The role of magma source and evolution in the formation of porphyry copper deposits -- a comparative study in central Chile
Yamila Cajal1 , Ian H. Campbell2, David R. Cooke1, Carlos I. Carrasco-Godoy1,2, Jose R. Piquer3
Affiliations: 1Centre for Ore Deposit and Earth Sciences, University of Tasmania, Hobart, Australia; 2Research School of Earth Sciences, Australian National University, Canberra, Australia; 3Instituto de Ciencias de la Tierra, Universidad Austral de Chile, Valdivia, Chile
Presentation type: Poster
Presentation time: Tuesday 16:30 - 18:30, Room Poster Hall
Poster Board Number: 21
Programme No: 4.1.12
Abstract
Copper is critical for the energy transition. With three-quarters of the world's Cu production coming from porphyry Cu deposits, improving our understanding of the magmatic-hydrothermal processes that form them is now more important than ever. Most studies of porphyry magma fertility have focused on ore-related intrusions, but little has been done on intrusions that formed under similar tectono-magmatic conditions and did not form economic deposits. The Andes of central Chile offers an ideal region for magma fertility studies because it hosts some of the world's largest porphyry Cu deposits (e.g. Rio Blanco-Los Bronces and El Teniente) along with coeval barren intrusions. We have collected and compared whole-rock and zircon chemical data from two supergiant deposits and three barren suites from Central Chile, covering a range of compositions and ages.
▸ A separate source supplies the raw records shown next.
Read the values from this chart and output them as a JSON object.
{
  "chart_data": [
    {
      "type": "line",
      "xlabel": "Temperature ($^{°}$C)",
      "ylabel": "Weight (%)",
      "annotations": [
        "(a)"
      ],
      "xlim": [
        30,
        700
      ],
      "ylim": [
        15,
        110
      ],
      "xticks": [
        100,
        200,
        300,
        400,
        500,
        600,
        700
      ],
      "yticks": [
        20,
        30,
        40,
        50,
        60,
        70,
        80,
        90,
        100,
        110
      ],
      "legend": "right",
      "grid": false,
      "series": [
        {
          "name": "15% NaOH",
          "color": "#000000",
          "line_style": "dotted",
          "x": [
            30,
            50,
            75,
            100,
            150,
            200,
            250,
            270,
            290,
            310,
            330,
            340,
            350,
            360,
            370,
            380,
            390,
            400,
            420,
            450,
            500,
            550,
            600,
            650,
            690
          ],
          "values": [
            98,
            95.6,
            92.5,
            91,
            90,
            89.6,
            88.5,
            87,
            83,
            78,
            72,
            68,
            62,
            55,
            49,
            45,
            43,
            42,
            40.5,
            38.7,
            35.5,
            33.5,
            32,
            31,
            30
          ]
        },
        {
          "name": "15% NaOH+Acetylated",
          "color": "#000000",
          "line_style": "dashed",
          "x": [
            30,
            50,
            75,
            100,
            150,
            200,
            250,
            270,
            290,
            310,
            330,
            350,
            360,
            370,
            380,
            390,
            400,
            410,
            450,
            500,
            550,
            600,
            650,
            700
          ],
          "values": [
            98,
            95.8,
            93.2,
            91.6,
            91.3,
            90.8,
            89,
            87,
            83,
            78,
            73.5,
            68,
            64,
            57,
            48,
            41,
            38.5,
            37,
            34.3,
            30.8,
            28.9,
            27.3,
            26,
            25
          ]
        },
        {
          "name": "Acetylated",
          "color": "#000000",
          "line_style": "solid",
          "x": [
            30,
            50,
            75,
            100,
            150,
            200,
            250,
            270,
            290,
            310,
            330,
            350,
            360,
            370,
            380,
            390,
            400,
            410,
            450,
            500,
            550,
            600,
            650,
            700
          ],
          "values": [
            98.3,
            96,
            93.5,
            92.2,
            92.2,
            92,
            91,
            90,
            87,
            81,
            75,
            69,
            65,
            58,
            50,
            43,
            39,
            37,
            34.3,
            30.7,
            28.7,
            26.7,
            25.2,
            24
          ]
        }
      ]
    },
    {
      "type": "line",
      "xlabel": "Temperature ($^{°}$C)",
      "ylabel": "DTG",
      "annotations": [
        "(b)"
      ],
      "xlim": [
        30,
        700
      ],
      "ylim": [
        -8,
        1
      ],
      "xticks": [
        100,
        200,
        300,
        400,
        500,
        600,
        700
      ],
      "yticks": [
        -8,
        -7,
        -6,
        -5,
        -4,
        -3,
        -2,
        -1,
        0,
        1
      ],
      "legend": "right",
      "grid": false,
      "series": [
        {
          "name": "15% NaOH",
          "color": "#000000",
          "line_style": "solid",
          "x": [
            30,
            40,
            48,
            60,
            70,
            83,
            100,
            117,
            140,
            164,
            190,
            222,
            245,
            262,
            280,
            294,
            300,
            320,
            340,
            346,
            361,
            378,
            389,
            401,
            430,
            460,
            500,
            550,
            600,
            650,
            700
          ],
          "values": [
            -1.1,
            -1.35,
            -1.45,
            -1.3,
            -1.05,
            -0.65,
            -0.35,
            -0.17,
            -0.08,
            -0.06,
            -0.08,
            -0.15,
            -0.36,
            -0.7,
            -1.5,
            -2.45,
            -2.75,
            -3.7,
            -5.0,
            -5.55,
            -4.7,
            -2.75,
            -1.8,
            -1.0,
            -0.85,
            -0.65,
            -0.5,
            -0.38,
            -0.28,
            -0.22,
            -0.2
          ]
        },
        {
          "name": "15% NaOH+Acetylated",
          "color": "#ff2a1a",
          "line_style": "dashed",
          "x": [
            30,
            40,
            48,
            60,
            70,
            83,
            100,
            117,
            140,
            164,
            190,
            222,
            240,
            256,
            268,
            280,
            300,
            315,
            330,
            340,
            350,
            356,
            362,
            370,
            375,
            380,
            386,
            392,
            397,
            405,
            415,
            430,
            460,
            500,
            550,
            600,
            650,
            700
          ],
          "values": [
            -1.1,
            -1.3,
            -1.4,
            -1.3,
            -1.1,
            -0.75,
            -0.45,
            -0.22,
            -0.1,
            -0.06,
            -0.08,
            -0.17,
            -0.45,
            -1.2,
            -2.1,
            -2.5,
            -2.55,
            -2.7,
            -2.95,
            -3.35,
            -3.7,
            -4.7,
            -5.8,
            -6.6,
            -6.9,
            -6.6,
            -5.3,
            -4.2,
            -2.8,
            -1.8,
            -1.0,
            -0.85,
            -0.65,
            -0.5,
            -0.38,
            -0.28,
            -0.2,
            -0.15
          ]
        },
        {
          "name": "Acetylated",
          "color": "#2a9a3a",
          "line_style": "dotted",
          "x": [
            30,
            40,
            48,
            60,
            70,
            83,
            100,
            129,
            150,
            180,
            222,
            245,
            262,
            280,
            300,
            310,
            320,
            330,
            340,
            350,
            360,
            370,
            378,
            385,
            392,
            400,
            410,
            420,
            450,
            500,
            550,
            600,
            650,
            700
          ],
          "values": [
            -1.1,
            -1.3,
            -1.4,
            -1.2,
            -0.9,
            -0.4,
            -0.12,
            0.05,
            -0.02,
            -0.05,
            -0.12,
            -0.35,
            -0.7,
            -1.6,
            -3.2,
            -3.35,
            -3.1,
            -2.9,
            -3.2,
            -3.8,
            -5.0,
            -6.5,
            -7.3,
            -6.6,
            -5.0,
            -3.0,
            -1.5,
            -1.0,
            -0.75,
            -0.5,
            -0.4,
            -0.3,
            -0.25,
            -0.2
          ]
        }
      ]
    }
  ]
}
Our results show that the ore-related and barren intrusions have similar zircon O-Hf isotopes indicative of a common magma source (arc mantle), but distinctive whole-rock (e.g. Y, Sr/Y) and zircon geochemical signatures (e.g. Eu/Eu*, P, ΔFMQ). Therefore, these differences are acquired and enhanced during magma differentiation and evolution by different processes (e.g., increase in water content, extensive fractionation) that are the key to porphyry Cu formation. These differences lead to their distinctive geochemical signature and allow discrimination between barren and fertile intrusions. We are developing a multimineral approach for magma fertility discrimination through the analyses of multiple magmatic-hydrothermal mineral phases (e.g., apatite, titanite, rutile), with the integration of these tools showing promising results as an effective method for porphyry fertility assessments.